With consumer habits shifting, how can brands adapt in a world that’s data driven, harder to track and increasingly mobile-first?

How brands can grow in a mobile-first world: GSK, Specsavers, Mars

“Too often, mobile advertising is used just for short-term purposes and activation,” said Sophie Evans, creative account strategist at brand media platform Teads. “Brand building isn’t mobile first. It should be.”

Evans was speaking to a select group of brand executives, gathered at an online breakfast seminar as part of Campaign Media360. Industry’s leading brand and mobile thinkers shared their insights at this thought-leading seminar.

The power of nuance
“The important thing is understanding the consumer’s interests as they go from social to other channels and from mobile to platforms,” said Danny Parra, global media director at Starcom.
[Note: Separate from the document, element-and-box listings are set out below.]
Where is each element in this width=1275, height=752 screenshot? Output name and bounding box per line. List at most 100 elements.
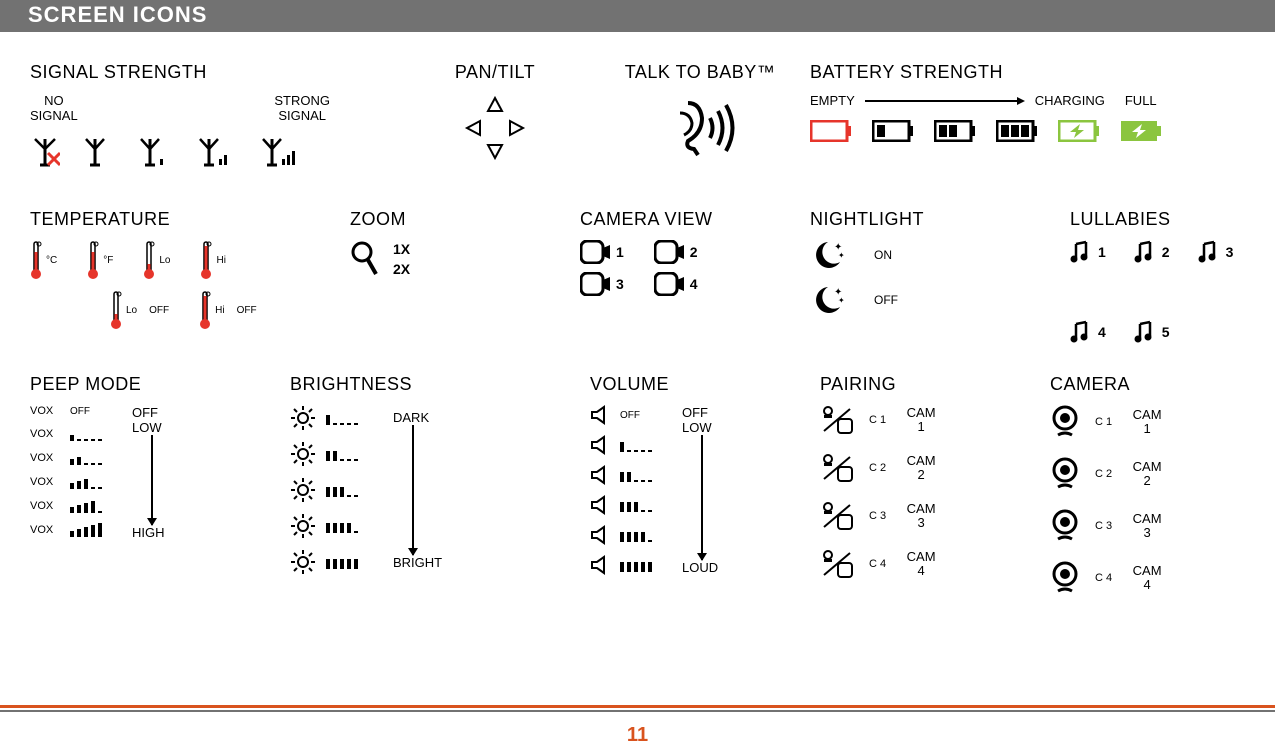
speaker-icon [590,555,610,575]
empty-label: EMPTY [810,93,855,108]
battery-section: BATTERY STRENGTH EMPTY CHARGING FULL [810,62,1245,169]
webcam-icon [1050,561,1080,595]
speaker-icon [590,405,610,425]
thermometer-icon [143,240,155,280]
c2-label: C 2 [869,462,886,474]
battery-3-icon [996,120,1038,142]
webcam-icon [1050,509,1080,543]
l5: 5 [1162,324,1170,340]
nightlight-on: ✦✦ ON [810,240,1070,270]
thermometer-icon [110,290,122,330]
bright-label: BRIGHT [393,555,443,570]
signal-title: SIGNAL STRENGTH [30,62,400,83]
off-small: OFF [70,406,90,417]
speaker-icon [590,435,610,455]
dark-label: DARK [393,410,443,425]
camera-rect-icon [580,272,610,296]
peep-high: HIGH [132,525,182,540]
bright-5 [290,549,358,575]
webcam-icon [1050,405,1080,439]
footer-rule [0,705,1275,712]
pair-4: C 4CAM 4 [820,549,1050,579]
vox-label: VOX [30,500,60,512]
pan-tilt-section: PAN/TILT [400,62,590,169]
camera-3: C 3CAM 3 [1050,509,1245,543]
peep-off: OFF [132,405,182,420]
l2: 2 [1162,244,1170,260]
camera-section: CAMERA C 1CAM 1 C 2CAM 2 C 3CAM 3 C 4CAM… [1050,374,1245,595]
vox-off: VOXOFF [30,405,102,417]
pair-1: C 1CAM 1 [820,405,1050,435]
cam-1-num: 1 [616,244,624,260]
zoom-1x: 1X [393,240,410,260]
vol-1 [590,435,652,455]
camera-list: C 1 CAM 1 C 2CAM 2 C 3CAM 3 C 4 CAM 4 [1050,405,1245,595]
sun-icon [290,441,316,467]
vol-off: OFF [590,405,652,425]
vol-loud-label: LOUD [682,560,732,575]
c1-label: C 1 [869,414,886,426]
thermometer-icon [200,240,212,280]
c1-label: C 1 [1095,416,1112,428]
bright-4 [290,513,358,539]
vol-5 [590,555,652,575]
cam1-label: CAM 1 [1127,408,1167,437]
pair-2: C 2 CAM 2 [820,453,1050,483]
full-label: FULL [1125,93,1157,108]
lullaby-5: 5 [1134,320,1170,344]
c4-label: C 4 [1095,572,1112,584]
cam2-label: CAM 2 [901,454,941,483]
off2-label: OFF [237,305,257,316]
f-label: °F [103,255,113,266]
cam4-label: CAM 4 [1127,564,1167,593]
sun-icon [290,513,316,539]
volume-levels: OFF [590,405,652,575]
camera-rect-icon [654,240,684,264]
row-3: PEEP MODE VOXOFF VOX VOX VOX VOX VOX OFF… [30,374,1245,595]
music-note-icon [1070,240,1092,264]
lullaby-4: 4 [1070,320,1106,344]
talk-section: TALK TO BABY™ [590,62,810,169]
talk-title: TALK TO BABY™ [590,62,810,83]
cam-view-4: 4 [654,272,698,296]
bright-2 [290,441,358,467]
pairing-icon [820,549,854,579]
pairing-icon [820,405,854,435]
therm-lo: Lo [143,240,170,280]
vox-label: VOX [30,428,60,440]
vol-off-small: OFF [620,410,640,421]
antenna-x-icon [30,135,60,169]
moon-stars-icon: ✦✦ [810,240,844,270]
sun-icon [290,405,316,431]
speaker-icon [590,525,610,545]
arrow-right-icon [131,108,221,109]
no-signal-label: NO SIGNAL [30,93,78,123]
camera-view-section: CAMERA VIEW 1 2 3 4 [580,209,810,344]
sun-icon [290,549,316,575]
antenna-3-icon [262,135,306,169]
camera-view-grid: 1 2 3 4 [580,240,810,296]
vox-1: VOX [30,427,102,441]
off-label: OFF [874,293,898,307]
thermometer-icon [30,240,42,280]
vol-low-label: LOW [682,420,732,435]
vox-label: VOX [30,476,60,488]
music-note-icon [1070,320,1092,344]
battery-title: BATTERY STRENGTH [810,62,1245,83]
nightlight-off: ✦✦ OFF [810,285,1070,315]
zoom-levels: 1X 2X [393,240,410,279]
music-note-icon [1134,240,1156,264]
content-area: SIGNAL STRENGTH NO SIGNAL STRONG SIGNAL … [0,32,1275,615]
signal-range-labels: NO SIGNAL STRONG SIGNAL [30,93,330,123]
pairing-icon [820,453,854,483]
peep-section: PEEP MODE VOXOFF VOX VOX VOX VOX VOX OFF… [30,374,290,595]
strong-signal-label: STRONG SIGNAL [274,93,330,123]
zoom-section: ZOOM 1X 2X [350,209,580,344]
cam4-label: CAM 4 [901,550,941,579]
camera-2: C 2CAM 2 [1050,457,1245,491]
cam-3-num: 3 [616,276,624,292]
pan-tilt-title: PAN/TILT [400,62,590,83]
magnifier-icon [350,240,378,280]
nightlight-title: NIGHTLIGHT [810,209,1070,230]
cam3-label: CAM 3 [1127,512,1167,541]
Nuance, he explained, is more important than high-impact creative. And this is even more true, as we move to a cookieless environment.

The industry needs to understand contextual cues to unpick consumer intent: “We need to look at emotion, changes in consumer behaviour and needs around specific moments in the year,” said Mindshare’s Harry Adams, the company’s global digital strategist, “to understand what the consumer needs in the moment.”
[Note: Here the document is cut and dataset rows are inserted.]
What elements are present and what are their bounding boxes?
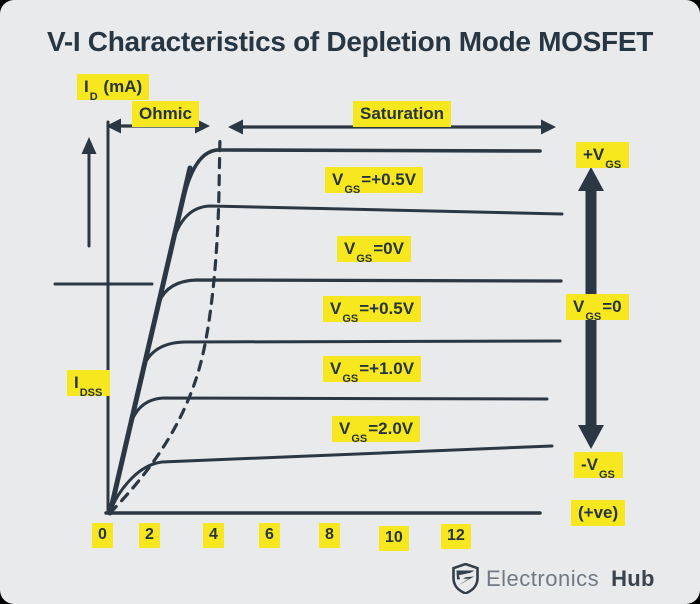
curve-label-vgs-0: VGS=0V bbox=[337, 236, 411, 265]
curve-vgs-minus10 bbox=[128, 396, 549, 428]
ohmic-region-label: Ohmic bbox=[132, 101, 199, 128]
brand-text-bold: Hub bbox=[611, 565, 655, 591]
y-axis-label: ID (mA) bbox=[77, 74, 150, 103]
x-tick-label-0: 0 bbox=[92, 523, 113, 548]
vgs-direction-arrowhead-down bbox=[578, 425, 604, 449]
x-tick-label-8: 8 bbox=[319, 523, 340, 548]
x-tick-label-2: 2 bbox=[139, 523, 160, 548]
curve-label-vgs-plus05-mid: VGS=+0.5V bbox=[323, 296, 422, 325]
x-tick-label-12: 12 bbox=[441, 524, 471, 549]
curve-vgs-minus05 bbox=[141, 339, 562, 370]
brand-logo: Electronics Hub bbox=[452, 563, 655, 594]
curve-vgs-plus05 bbox=[170, 204, 564, 247]
curve-vgs-0 bbox=[157, 278, 563, 304]
positive-ve-label: (+ve) bbox=[571, 500, 626, 527]
ohmic-common-line bbox=[107, 165, 193, 516]
saturation-region-label: Saturation bbox=[353, 101, 452, 128]
idss-label: IDSS bbox=[67, 370, 111, 399]
curve-vgs-minus20 bbox=[108, 444, 554, 515]
plus-vgs-label: +VGS bbox=[576, 142, 630, 171]
curve-label-vgs-plus10: VGS=+1.0V bbox=[323, 356, 422, 385]
curve-label-vgs-plus05-top: VGS=+0.5V bbox=[325, 167, 424, 196]
brand-text-light: Electronics bbox=[486, 565, 600, 591]
x-tick-label-6: 6 bbox=[259, 523, 280, 548]
vgs-zero-label: VGS=0 bbox=[566, 294, 629, 323]
id-axis-arrowhead bbox=[81, 137, 97, 154]
chart-title: V-I Characteristics of Depletion Mode MO… bbox=[46, 26, 653, 57]
x-tick-label-10: 10 bbox=[379, 526, 409, 551]
curve-label-vgs-20: VGS=2.0V bbox=[332, 416, 421, 445]
minus-vgs-label: -VGS bbox=[574, 452, 623, 481]
ohmic-arrowhead-left bbox=[106, 118, 121, 134]
dashed-pinchoff-line bbox=[108, 134, 222, 515]
shield-icon bbox=[452, 563, 479, 594]
vgs-direction-arrowhead-up bbox=[578, 167, 604, 191]
saturation-arrowhead-right bbox=[541, 119, 556, 135]
x-tick-label-4: 4 bbox=[203, 523, 224, 548]
saturation-arrowhead-left bbox=[228, 119, 243, 135]
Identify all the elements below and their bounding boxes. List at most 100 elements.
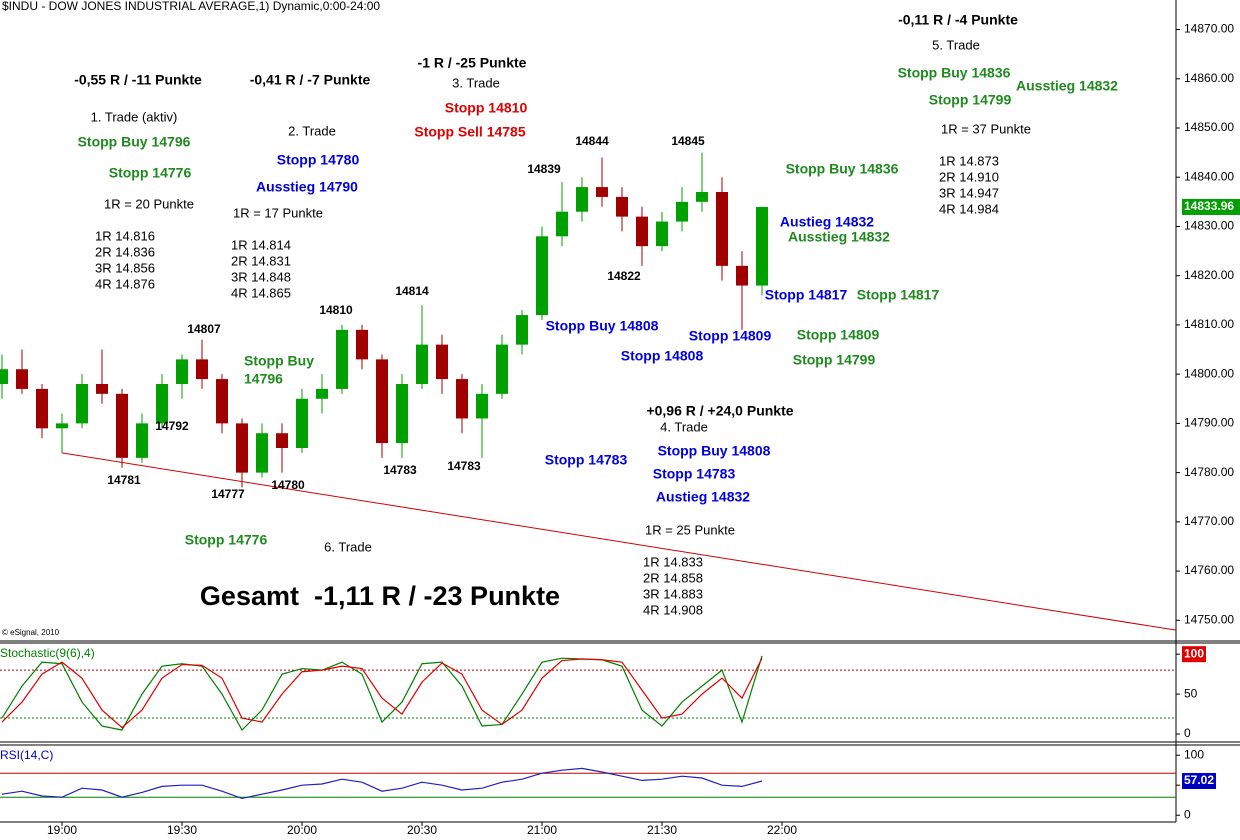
candle-body xyxy=(516,315,528,345)
candle-body xyxy=(276,433,288,448)
x-tick-label: 22:00 xyxy=(767,823,797,837)
annotation: Gesamt -1,11 R / -23 Punkte xyxy=(200,581,560,611)
annotation: Stopp 14776 xyxy=(109,165,192,181)
annotation: 4R 14.876 xyxy=(95,276,155,291)
annotation: Stopp Buy 14808 xyxy=(658,443,771,459)
annotation: 1R = 25 Punkte xyxy=(645,522,735,537)
candle-body xyxy=(676,201,688,222)
annotation: 3R 14.856 xyxy=(95,260,155,275)
annotation: Stopp Buy 14808 xyxy=(546,318,659,334)
annotation: 14807 xyxy=(187,322,221,336)
candle-body xyxy=(316,388,328,399)
annotation: 14822 xyxy=(607,269,641,283)
last-value-box xyxy=(1182,772,1216,789)
last-value-label: 57.02 xyxy=(1184,773,1214,787)
y-tick-label: 14780.00 xyxy=(1184,465,1234,479)
panel-title: Stochastic(9(6),4) xyxy=(0,646,95,660)
candle-body xyxy=(0,369,8,384)
y-tick-label: 100 xyxy=(1184,646,1204,660)
y-tick-label: 14770.00 xyxy=(1184,514,1234,528)
annotation: 1R 14.814 xyxy=(231,237,291,252)
y-tick-label: 14790.00 xyxy=(1184,416,1234,430)
x-tick-label: 20:30 xyxy=(407,823,437,837)
y-tick-label: 14840.00 xyxy=(1184,169,1234,183)
y-tick-label: 14760.00 xyxy=(1184,563,1234,577)
candle-body xyxy=(236,423,248,473)
candle-body xyxy=(696,192,708,202)
annotation: 1R = 20 Punkte xyxy=(104,196,194,211)
annotation: 2R 14.910 xyxy=(939,169,999,184)
x-tick-label: 19:00 xyxy=(47,823,77,837)
annotation: Austieg 14832 xyxy=(656,489,750,505)
candle-body xyxy=(416,344,428,384)
candle-body xyxy=(336,329,348,389)
candle-body xyxy=(436,344,448,380)
annotation: 14781 xyxy=(107,473,141,487)
annotation: 1R = 37 Punkte xyxy=(941,121,1031,136)
candle-body xyxy=(736,265,748,286)
indicator-line xyxy=(1,655,763,732)
annotation: -0,41 R / -7 Punkte xyxy=(250,72,371,88)
y-tick-label: 50 xyxy=(1184,686,1198,700)
annotation: 14845 xyxy=(671,134,705,148)
annotation: Stopp 14817 xyxy=(765,287,848,303)
annotation: Stopp Buy 14796 xyxy=(78,134,191,150)
candle-body xyxy=(76,384,88,424)
annotation: 1R = 17 Punkte xyxy=(233,205,323,220)
annotation: Stopp 14799 xyxy=(793,352,876,368)
x-tick-label: 21:30 xyxy=(647,823,677,837)
annotation: 14780 xyxy=(271,478,305,492)
y-tick-label: 14850.00 xyxy=(1184,120,1234,134)
annotation: 3R 14.883 xyxy=(643,586,703,601)
candle-body xyxy=(16,369,28,389)
annotation: 1R 14.833 xyxy=(643,554,703,569)
annotation: 14844 xyxy=(575,134,609,148)
annotation: 14777 xyxy=(211,487,245,501)
y-tick-label: 14870.00 xyxy=(1184,22,1234,36)
annotation: 14792 xyxy=(155,419,189,433)
annotation: 3R 14.848 xyxy=(231,269,291,284)
candle-body xyxy=(176,359,188,384)
candle-body xyxy=(716,192,728,266)
annotation: 3. Trade xyxy=(452,75,500,90)
candle-body xyxy=(576,187,588,212)
last-price-label: 14833.96 xyxy=(1184,199,1234,213)
annotation: 5. Trade xyxy=(932,37,980,52)
annotation: 14814 xyxy=(395,284,429,298)
annotation: 14783 xyxy=(383,463,417,477)
y-tick-label: 0 xyxy=(1184,807,1191,821)
annotation: 4. Trade xyxy=(660,419,708,434)
annotation: Stopp 14783 xyxy=(653,466,736,482)
candle-body xyxy=(756,206,768,286)
candle-body xyxy=(556,211,568,237)
copyright: © eSignal, 2010 xyxy=(2,628,60,637)
candle-body xyxy=(356,329,368,360)
last-price-box xyxy=(1182,198,1240,215)
annotation: 6. Trade xyxy=(324,539,372,554)
candle-body xyxy=(456,379,468,419)
annotation: 2R 14.831 xyxy=(231,253,291,268)
candle-body xyxy=(156,384,168,424)
annotation: -0,55 R / -11 Punkte xyxy=(74,72,202,88)
annotation: +0,96 R / +24,0 Punkte xyxy=(646,403,793,419)
candle-body xyxy=(256,433,268,473)
candle-body xyxy=(296,398,308,448)
annotation: Ausstieg 14832 xyxy=(788,229,890,245)
annotation: 4R 14.865 xyxy=(231,285,291,300)
annotation: Stopp 14783 xyxy=(545,452,628,468)
indicator-line xyxy=(1,767,763,800)
annotation: Stopp Buy xyxy=(244,353,314,369)
annotation: 2R 14.858 xyxy=(643,570,703,585)
x-tick-label: 19:30 xyxy=(167,823,197,837)
candle-body xyxy=(396,384,408,444)
candle-body xyxy=(536,236,548,316)
y-tick-label: 14860.00 xyxy=(1184,71,1234,85)
y-tick-label: 14800.00 xyxy=(1184,366,1234,380)
last-value-box xyxy=(1182,646,1206,663)
y-tick-label: 100 xyxy=(1184,747,1204,761)
x-tick-label: 20:00 xyxy=(287,823,317,837)
annotation: 4R 14.984 xyxy=(939,201,999,216)
annotation: Ausstieg 14832 xyxy=(1016,78,1118,94)
annotation: Stopp Buy 14836 xyxy=(898,65,1011,81)
annotation: Stopp 14809 xyxy=(797,327,880,343)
Sarah Hanley, brand experience strategist at Old El Paso, gave a successful example of this using the Unilever brand Coleman’s Mustard. Recently, Coleman’s did a page takeover of online recipes for beef wellington, using the slogan “put some welly in your wellington.”

Cordelia Linacre, media and content director at Mars Wrigley, underlined the effectiveness of Dove’s mobile campaign on how mobile photo filters affected girls’ confidence. “[That’s an] issue that’s directly relevant to the channel.”

Live long – live wide
“Campaigns should be mobile first,” said Zara Bryson, strategy and innovation director at Publicis Media, “but they shouldn’t be mobile only.” Strategy, message and creative must all be flexible enough to work across a range of different media and channels, throughout the lifetime of the campaign. “It’s good to start on mobile but you still need the concept to work when you scale to TV and out-of-home media.”
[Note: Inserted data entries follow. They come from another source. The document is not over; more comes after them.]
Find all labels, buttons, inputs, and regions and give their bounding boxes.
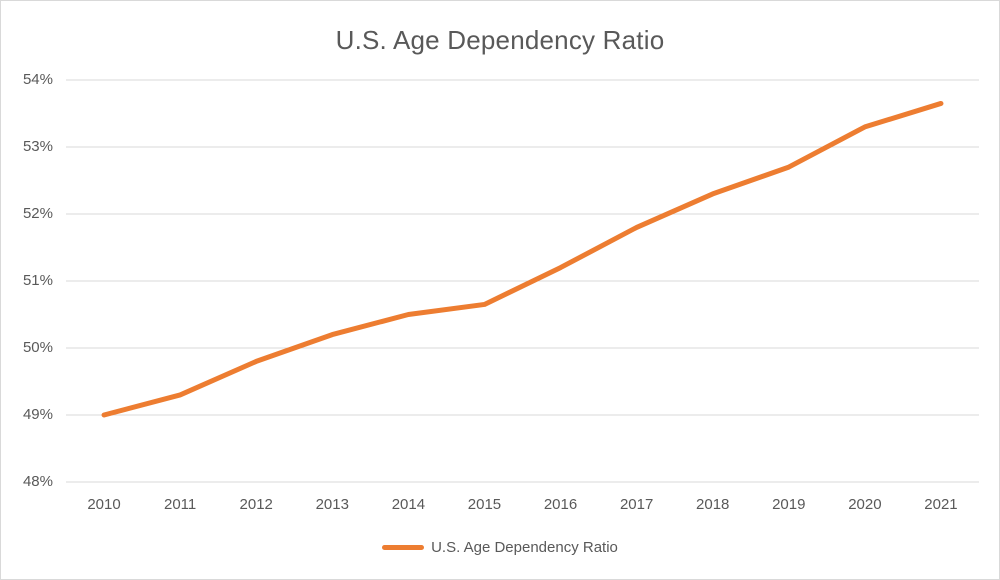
legend-line-swatch [382, 545, 425, 550]
legend-series-label: U.S. Age Dependency Ratio [431, 539, 618, 556]
chart-title: U.S. Age Dependency Ratio [335, 25, 665, 55]
legend: U.S. Age Dependency Ratio [1, 539, 999, 556]
series-line [101, 100, 944, 418]
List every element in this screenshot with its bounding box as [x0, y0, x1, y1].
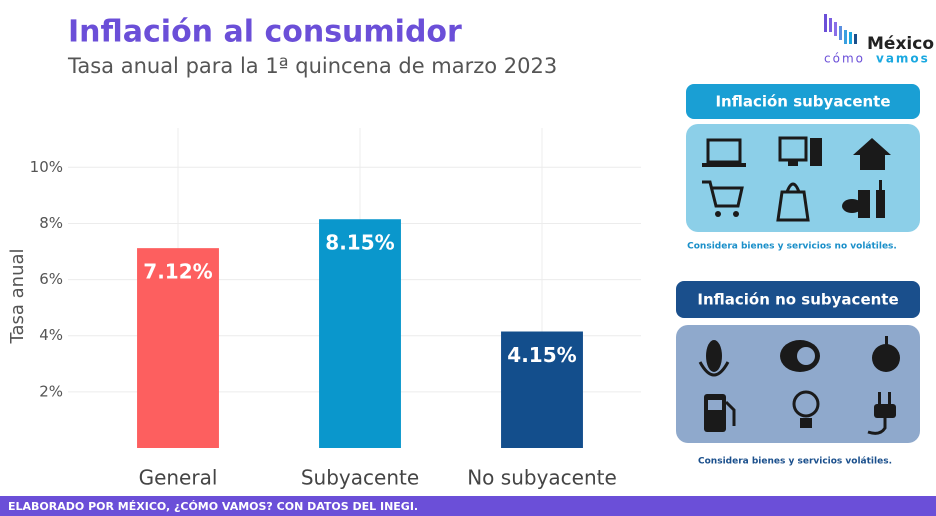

Jonathan Lewis, global head of Teads Studio highlighted the ability, with the right planning and creative, to use other channels and media to get a compounding effect, amplifying and reinforcing the impact of your mobile creative and mobile campaign. With the right strategy — involving mobile and social planners from that start — agencies and brands can achieve this efficiently and with the greatest impact.

Phil Jackson, global digital analytics lead at GSK, talked metrics. With the slow death of the cookie, brands need to avoid the pitfalls of misattribution. Yes, establish what success looks like before the campaign but, equally, brand managers and agencies need to be able to track how behaviour, and measurements, change and how their KPIs should take on these changes during the development of the campaign. 

Top brains – top tips
So how can you succeed? Both Sarah Hanley of Old El Paso and Chris Carter, director of marketing at Specsavers, said tightly integrated planning at speed is core.

“By March 2020 we’d moved to daily planning meetings,” said Carter. “We used these to tap into the conversations consumers were having organically, allowing these to shape what the brand would talk about that week. Crucial to our success, was ensuring that our agency partners were fully integrated, with the same access to resources and information as internal stakeholders.” 

Hanley explained that it helps hugely bringing agency and in-house social and mobile teams onboard as early in the planning process as possible. 

Bryson said the speed at which consumer behaviour is changing. “Brands often start mobile first,” she said, “but then they’re not sure how to move that campaign into other channels. We need to follow the customer’s behaviour and allow that to determine how our campaigns evolve and optimise.”

To close, Teads’s Sophie Evans said each campaign needs a robust intellectual framework, one that allows for evolution across different formats. “The key,” she said, “is to get the balance right. That’s something we’re working on all the time.”